Cathie Turner, executive director of Concerned Dog Owners of California, understands Moureaux's sentiments.
"The Los Angeles City Council is very hostile, even to hobby breeders who are very careful about screening buyers. Many move out of L.A. because of the restrictions imposed on them," said Turner, who has bred golden retrievers in the past but stopped due to strict regulations.
"I hate pet stores and I can't imagine buying from pet stores. However, with that said, the pet stores are fairly regulated . . . so if we're going to say pet stores can't sell dogs, where will people go? The answer is online where there are no restrictions -- it's the Wild West on the Internet."
Shannon von Roemer, owner of Bark N' Bitches in Los Angeles' Fairfax Village, said the ban is aimed at cutting demand for puppy mills and doesn't see how humane breeders will be affected.
"This isn't about going to a reputable breeder and getting the dog of your choice, this is about trying to stop people who just want a pet from going to a pet shop and creating the demand for puppy mills," she said.
"If people want a certain dog and really make the conscious effort of finding a reputable breeder, they deserve getting that dog," she said. "But if it's not about a particular breed and just about getting a cute puppy, there's no reason not to adopt a rescue."
Like many modern pet shops now opening across the country -- ban or no ban -- von Roemer's boutique pet shop follows a humane model and only provides rescued pets for adoption.
Local malls like Los Angeles' Westside Pavilion and Santa Monica Place have also already pledged to not lease to pet shops selling commercially bred animals.
In November, the Westfield Promenade in Woodland Hills will be welcoming its newest tenant: PETOPIA.
The nonprofit animal rescue organization, in partnership with Valley Cats Inc., plans to set up a pet shop at the mall to house several animal rescue organizations.
"There aren't a lot of options in terms of where rescue groups can show, but there are plenty of pets without homes. So what we're doing is teaming with groups to show -- in the mall -- rescued pets as competition to those puppy mill-supplied stores," said PETOPIA co-founder Yvette Berke. "We're trying to beat them on their own turf."
"I think most of the people who get an animal in a shopping mall tendnot to be about looking for a perfect purebred animal. It's more like they see a cute dog or cat and want it," Koretz said.
The councilman even admitted that 25 years ago, he was that naive pet store shopper when he bought a bichon frise for his wife.
"I'm 100 percent sure my dog was a puppy mill dog, but I didn't realize at the time that I was causing any harm," Koretz said. "Now, I would never even think about buying an animal from a pet store."
According to Last Chance for Animals, there are more than 5,000 puppy mills and kitten factories throughout the country licensed by the U.S. Department of Agriculture. These licensed mills, many in Arkansas, Missouri and Pennsylvania, provide local pet stores with an estimated 500,000 puppies and kittens each year.

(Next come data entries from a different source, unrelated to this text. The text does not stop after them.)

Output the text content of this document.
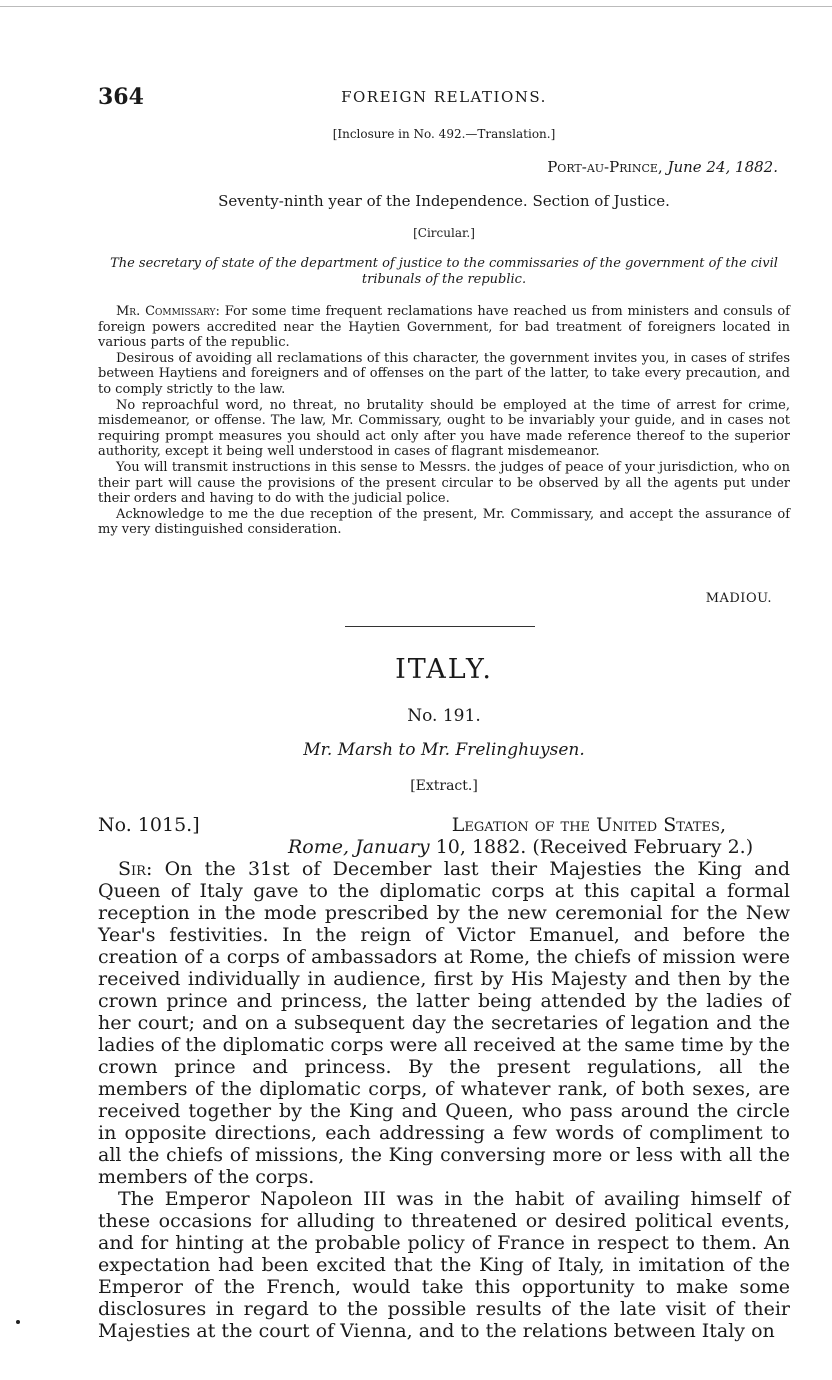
364	FOREIGN RELATIONS.
[Inclosure in No. 492.—Translation.]
Port-au-Prince, June 24, 1882.
Seventy-ninth year of the Independence. Section of Justice.
[Circular.]
The secretary of state of the department of justice to the commissaries of the government of the civil tribunals of the republic.

Mr. Commissary: For some time frequent reclamations have reached us from ministers and consuls of foreign powers accredited near the Haytien Government, for bad treatment of foreigners located in various parts of the republic.

Desirous of avoiding all reclamations of this character, the government invites you, in cases of strifes between Haytiens and foreigners and of offenses on the part of the latter, to take every precaution, and to comply strictly to the law.

No reproachful word, no threat, no brutality should be employed at the time of arrest for crime, misdemeanor, or offense. The law, Mr. Commissary, ought to be invariably your guide, and in cases not requiring prompt measures you should act only after you have made reference thereof to the superior authority, except it being well understood in cases of flagrant misdemeanor.

You will transmit instructions in this sense to Messrs. the judges of peace of your jurisdiction, who on their part will cause the provisions of the present circular to be observed by all the agents put under their orders and having to do with the judicial police.

Acknowledge to me the due reception of the present, Mr. Commissary, and accept the assurance of my very distinguished consideration.

MADIOU.
ITALY.
No. 191.
Mr. Marsh to Mr. Frelinghuysen.
[Extract.]
No. 1015.]	Legation of the United States,
Rome, January 10, 1882. (Received February 2.)

Sir: On the 31st of December last their Majesties the King and Queen of Italy gave to the diplomatic corps at this capital a formal reception in the mode prescribed by the new ceremonial for the New Year's festivities. In the reign of Victor Emanuel, and before the creation of a corps of ambassadors at Rome, the chiefs of mission were received individually in audience, first by His Majesty and then by the crown prince and princess, the latter being attended by the ladies of her court; and on a subsequent day the secretaries of legation and the ladies of the diplomatic corps were all received at the same time by the crown prince and princess. By the present regulations, all the members of the diplomatic corps, of whatever rank, of both sexes, are received together by the King and Queen, who pass around the circle in opposite directions, each addressing a few words of compliment to all the chiefs of missions, the King conversing more or less with all the members of the corps.

The Emperor Napoleon III was in the habit of availing himself of these occasions for alluding to threatened or desired political events, and for hinting at the probable policy of France in respect to them. An expectation had been excited that the King of Italy, in imitation of the Emperor of the French, would take this opportunity to make some disclosures in regard to the possible results of the late visit of their Majesties at the court of Vienna, and to the relations between Italy on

But Nassuet emphasizes that being licensed by the USDA and/or the American Kennel Club does not mean the mills are operating under humane conditions.
Ed Buck, a West Hollywood resident who helped push through a similar ban in his city last year, said while Los Angeles is faced with a dilemma when trying to deal with puppy mills, particularly those outside city limits,"what we can do is deal with the demand side."
"It's not just the humane thing to do," he said. "It's sane public policy."
Koretz is confident the new law will pass and is hopeful that in Los Angeles "soon the new normal is adoption."
That new normal couldn't come any faster for animals like Woody.
While there isn't an adoption deadline at city shelters, they do have limited space and the clock starts ticking once a dog or cat is delivered to a shelter's kennel. Some may get adopted within days and dodge death, while others are lucky to have 30 days at the shelter before getting put down.
"This is a tough one," Turner said. "It's a tug-at-your-heartstrings kind of issue."